Aprovecho did a good job popularizing the low smoke cooker for the third world and the principles of efficient combustion necessary for biomass burners.
I like your build! Is it a horizontal feeder? I’ve seen people use various ways to make the horizontal feeders automatic.

Anthony, no doubt about it, steam is the hard way.
Nothing original in my experiments… it all came from the Steam Automobile folks. They collected the ‘doer’s’ in steam for awhile and still have some of the best ‘modern’ steam information.
http://www.kimmelsteam.com/
Tom Kimmel bought up all the old guys projects over time and has a bit of a steam museum that is worth perusing for anyone interested in ‘modern’ steam.
Some philosophizing:
Everyone has to follow their own path, but just like gasification, we tend to re-invent the wheel. Rediscovering what was already done so long ago is a great (though expensive) education, but I think a lot of us would like to see enduring value in these things.
The premise is simple; take ubiquitous biomass and effectively use it to fuel a modern lifestyle.
Most of this forum knows how to use sticks to make an engine go (steam or woodgas).
But the value is something far more elusive and complicated… the things SteveU talks about.

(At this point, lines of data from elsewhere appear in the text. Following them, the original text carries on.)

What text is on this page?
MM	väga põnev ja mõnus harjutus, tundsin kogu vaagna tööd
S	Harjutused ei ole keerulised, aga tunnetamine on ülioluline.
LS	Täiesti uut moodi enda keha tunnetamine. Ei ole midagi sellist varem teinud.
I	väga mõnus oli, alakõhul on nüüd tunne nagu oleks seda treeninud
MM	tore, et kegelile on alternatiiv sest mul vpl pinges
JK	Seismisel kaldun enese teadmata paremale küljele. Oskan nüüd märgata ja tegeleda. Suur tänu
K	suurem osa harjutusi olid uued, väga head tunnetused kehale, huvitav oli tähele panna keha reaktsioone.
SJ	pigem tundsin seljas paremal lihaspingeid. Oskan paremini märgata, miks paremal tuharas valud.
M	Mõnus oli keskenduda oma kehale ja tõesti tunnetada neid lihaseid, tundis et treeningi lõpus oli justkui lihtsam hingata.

The end to end system that includes labor and cost and convenience and how dirty it is and whether the wife can make it go and how long it will last and how dangerous it is perceived to be.
How difficult is it to make it part of your everyday life?
These questions, in the end, seem to be more important than what technology is actually involved.
If someone offered a micro steam system that could run unattended for eight hours on firewood, generated 200-300 watts electrical, heated my house and hot water, and had a reasonable service interval… for less than $10k, I’d buy it.